Need some serious advice please ED related
Hey guys! First of all let me say thanks for taking a moment to click my post and see whats up..
Ok.. Here we go.(this post will have a lot of free association.)
I am 26 yo 6’4 200 lb I am a little over 6 inches and I’m about a silver dollar thick.. I don’t have my official measurements.. I do basic PE and pump as well but not often.
I don’t smoke cigs but I do some marijuana (legally of course) quite often. I exercise regularly and I eat pretty healthy. No red meat, balanced carbs, I drink at least 1 gallon of water a day and I don’t drink often.
I consider myself a healthy person for the most part. So recently I have been having some serious ED issues. I want think its a mental thing because I am getting over serious relationship I just got out of and normally look at woman different, as in they can’t compare to my ex etc.. I have been with a few girls and with every single one I experience they same issue. I have ZERO erection.. I can’t get hard at all.. I try everything.. Even risky stuff like going raw because maybe its the “condom” but its me. :(
I have had some success but its always the second time ( if I even get one ) but its never fully there like it needs to be.. Its not important but to put it in perspective I’ve had some crazy and alluring situations occur of women I personally consider beautiful but for some reason its hard to have sex.

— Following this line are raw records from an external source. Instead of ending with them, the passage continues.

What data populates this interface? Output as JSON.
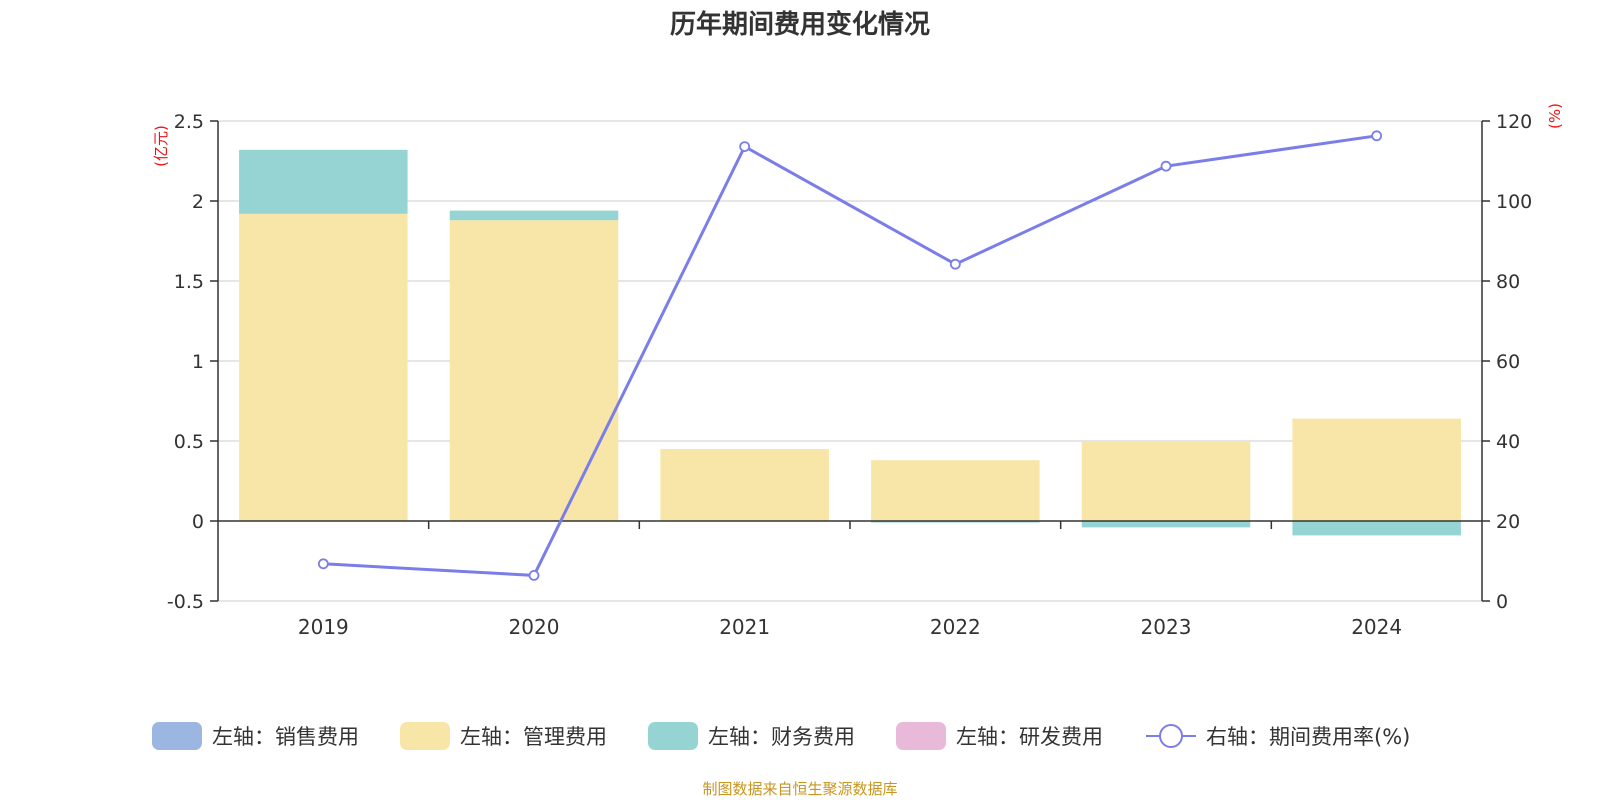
{
  "title": "历年期间费用变化情况",
  "source": "制图数据来自恒生聚源数据库",
  "colors": {
    "sales": "#9bb6e0",
    "admin": "#f7e6a7",
    "finance": "#96d4d4",
    "rnd": "#e8b9d9",
    "rate": "#7b7ee8",
    "axis_unit": "#ee1111"
  },
  "chart_data": {
    "type": "bar",
    "stacked": true,
    "title": "历年期间费用变化情况",
    "categories": [
      "2019",
      "2020",
      "2021",
      "2022",
      "2023",
      "2024"
    ],
    "left_axis": {
      "unit": "(亿元)",
      "range": [
        -0.5,
        2.5
      ],
      "ticks": [
        "2.5",
        "2",
        "1.5",
        "1",
        "0.5",
        "0",
        "-0.5"
      ],
      "tick_values": [
        2.5,
        2,
        1.5,
        1,
        0.5,
        0,
        -0.5
      ]
    },
    "right_axis": {
      "unit": "(%)",
      "range": [
        0,
        120
      ],
      "ticks": [
        "120",
        "100",
        "80",
        "60",
        "40",
        "20",
        "0"
      ],
      "tick_values": [
        120,
        100,
        80,
        60,
        40,
        20,
        0
      ]
    },
    "series": [
      {
        "name": "左轴：销售费用",
        "key": "sales",
        "axis": "left",
        "values": [
          0,
          0,
          0,
          0,
          0,
          0
        ]
      },
      {
        "name": "左轴：管理费用",
        "key": "admin",
        "axis": "left",
        "values": [
          1.92,
          1.88,
          0.45,
          0.38,
          0.5,
          0.64
        ]
      },
      {
        "name": "左轴：财务费用",
        "key": "finance",
        "axis": "left",
        "values": [
          0.4,
          0.06,
          0,
          -0.01,
          -0.04,
          -0.09
        ]
      },
      {
        "name": "左轴：研发费用",
        "key": "rnd",
        "axis": "left",
        "values": [
          0,
          0,
          0,
          0,
          0,
          0
        ]
      },
      {
        "name": "右轴：期间费用率(%)",
        "key": "rate",
        "axis": "right",
        "type": "line",
        "values": [
          9.3,
          6.4,
          113.6,
          84.2,
          108.7,
          116.3
        ]
      }
    ],
    "legend_position": "bottom",
    "grid": true
  }
}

I believe I have Porn ED.. I masturbate alot. I can’t lie.. I am about 1 - 3 times a day but I used to be 4-5.. It was pretty bad. However I could get full erections.. And have intense orgasms. I knew it was an issue tho so I started to slow down.. I did it so much because I was lonely and did wanna be embarrassed anymore by getting a girl to bed and not closing the deal..
So recently.. I met this girl and she have brought my spirits up to say the least. Its like a dream come true.. She’s is my IDEAL chick.. She is making be forget my ex and feel strong feelings of compassion again.. Well after about 3 months it was time for intimacy.. I purposely took my time because I wanted to build a connection so I could feel comfortable and not have any ED issues. I also didnt watch porn, smoke or masturbate for about a week and a half.. So she comes to see me one weekend. I knew I was going to try to take it to the next level.. And we have a WONDERFUL day. I mean everything was perfect.. We basically fell in love.
At that point my confident was very high.. We get back to the room and start the “dance” per say.. And I knew immediately I wasn’t going to make it. I was trying to just focus and be calm and kiss her and touch her body.. She even gave me head.. Twice and nothing.. I was so embarrassed I was ready to just make something up and call it off.. HOWEVER she didnt even bring attn to it and still made me feel like a man and I love her for that! So I made sure I made her feel good in other ways.. That sufficed.
I want to make love to this woman and I’m a little worried about my unit.. I feel like next time will be different but I want to make sure. She went on a family trip for 3 weeks or so.. So I have some time to try to figure this out before round 2. She is telling me all these things she wants to do to me and I gotta “man up”.
I was thinking I need a detox or something.. I’m sure the smoking is affecting me on some levels.
So heres where I need help..
A) Do you have any experience with these issues and how did you fix it or at least “deal” with it..
B) What pill or supp do you guys suggest? I am thinking viagra but I don’t know..
C) Do you suggest I see a doctor? If so but what kind.. Urologist? Psychologist?